Another Week, Another Test


A mere six days after restoring the sanctity to the Canberra Raiders right edge against one of the most damaging runners in the game, Hudson Young will have to do it all again this Friday.

Last week he held David Fifita in relative check. The Titan had 150m on the ground but it took 19 carries to get there, an uncharacteristically inefficient outing for the young star. Fifita’s best moment – setting up the Gold Coast’s only try – came when he hit the gap to the other side of George Williams. Seb Kris and George got a clean double-shot on him, but such is the prodigy that he still got an arm free and all hell broke loose. In the meantime Young kept Fifita in the realms of a reasonable outcome, wearing him down over the game like Muhammad Ali wore down George Foreman (look at that hyperbolic and out of date reference. Top notch work Dan).

It was his third game of the season of nullifying an opposition strength. In round one he kept Luciano Leilua – quietly becoming one of the most dominant ball runners in the game – in check. In round two he helped keep a Sharks attack which is looking more slick and dangerous by the day (they’ve scored 8 tries in four games down the left this season, but that includes kicks and a game against the Cows, so you know, grain of salt and all that).

And now he faces possibly the most momentous task of the season. He, Seb Kris and George Williams will be tasked with stopping arguably the hottest left edge in rugby league. They scored five tries down that side of the field against Manly last week and have eight for the year. Jerome Luai is in the form of his career (and pushing for an origin spot), Brian To’o is proving himself an elite winger and while Stephen Crichton may be at fullback this week, Matt Burton has seamlessly slotted in for him so far.
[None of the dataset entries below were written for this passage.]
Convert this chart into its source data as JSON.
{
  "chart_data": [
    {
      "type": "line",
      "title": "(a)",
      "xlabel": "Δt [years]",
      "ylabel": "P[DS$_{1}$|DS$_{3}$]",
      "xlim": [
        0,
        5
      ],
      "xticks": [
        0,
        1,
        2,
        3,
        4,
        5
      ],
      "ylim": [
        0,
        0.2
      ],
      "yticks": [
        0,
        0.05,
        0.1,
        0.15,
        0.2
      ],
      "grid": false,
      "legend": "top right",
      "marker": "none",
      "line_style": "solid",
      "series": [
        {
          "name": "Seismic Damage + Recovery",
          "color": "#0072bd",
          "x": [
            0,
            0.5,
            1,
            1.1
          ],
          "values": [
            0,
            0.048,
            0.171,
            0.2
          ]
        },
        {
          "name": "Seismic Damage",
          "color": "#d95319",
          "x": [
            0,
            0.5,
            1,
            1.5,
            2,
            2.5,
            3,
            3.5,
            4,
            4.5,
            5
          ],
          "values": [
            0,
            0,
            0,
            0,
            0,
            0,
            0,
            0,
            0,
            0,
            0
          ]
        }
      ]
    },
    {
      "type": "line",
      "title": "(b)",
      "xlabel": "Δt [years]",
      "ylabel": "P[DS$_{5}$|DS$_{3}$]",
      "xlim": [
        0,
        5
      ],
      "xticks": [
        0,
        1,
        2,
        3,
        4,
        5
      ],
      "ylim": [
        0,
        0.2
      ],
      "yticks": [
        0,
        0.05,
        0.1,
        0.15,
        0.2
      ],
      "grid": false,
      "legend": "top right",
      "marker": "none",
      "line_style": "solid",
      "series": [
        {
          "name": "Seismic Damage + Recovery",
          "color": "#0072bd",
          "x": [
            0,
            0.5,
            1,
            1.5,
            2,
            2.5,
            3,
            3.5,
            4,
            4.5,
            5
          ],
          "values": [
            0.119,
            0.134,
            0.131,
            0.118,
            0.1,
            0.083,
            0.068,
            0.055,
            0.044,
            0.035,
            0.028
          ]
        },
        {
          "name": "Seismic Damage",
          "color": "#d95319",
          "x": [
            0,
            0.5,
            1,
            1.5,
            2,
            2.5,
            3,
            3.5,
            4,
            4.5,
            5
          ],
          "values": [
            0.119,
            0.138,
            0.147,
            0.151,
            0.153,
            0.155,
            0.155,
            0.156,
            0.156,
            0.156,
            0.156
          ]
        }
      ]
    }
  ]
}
Of course, the real challenge here is Villame Kikau. The thing about Kikau is he attacks more like an assassin than Fifita’s brawler. Kikau can seem to float through games, and he rarely has the repetitive power runs that Fifita or Leilua take during a game for big yardage. He’s already had multiple games this season with less than 10 carries in a game. Instead he waits for the perfect moment to strike, and then does so with such power and precision that it can be almost impossible to survive. For example, he may have had just 9 carries against the Silvertails last round, but it resulted in two tries, two line-breaks, six tackle breaks, and a line-break assist. That is incredible efficient work.

The Raiders have always had a challenge keeping Kikau in check. John Bateman, the man that Young is seeking to emulate, famously tussled with Kikau, being knocked out a game in Wagga in 2019, and being bested in this week’s corresponding fixture at Penrith last year. The Raiders found the line Kikau ran to stand up Bateman so memorable, they stole the set play it was based off to become part of their stable of left side options (and ran it on the Seb Kris try against the Sharks). To say Young (and Williams and Kris) are facing a challenge is an understatement. This may be their hardest test until the finals (presuming Canberra makes it *knocks wood cross fingers throws salt*).

I honestly don’t know if Young is up to it yet. Suggesting that at 22 he could form a crucial part of a defence that could corral the most damaging runners in the game is an almost unattainable bar to reach. But the fact that I’m musing about whether he can get it done says a lot. Young is talented and capable, and has a whole career ahead of him. This is his biggest challenge to date.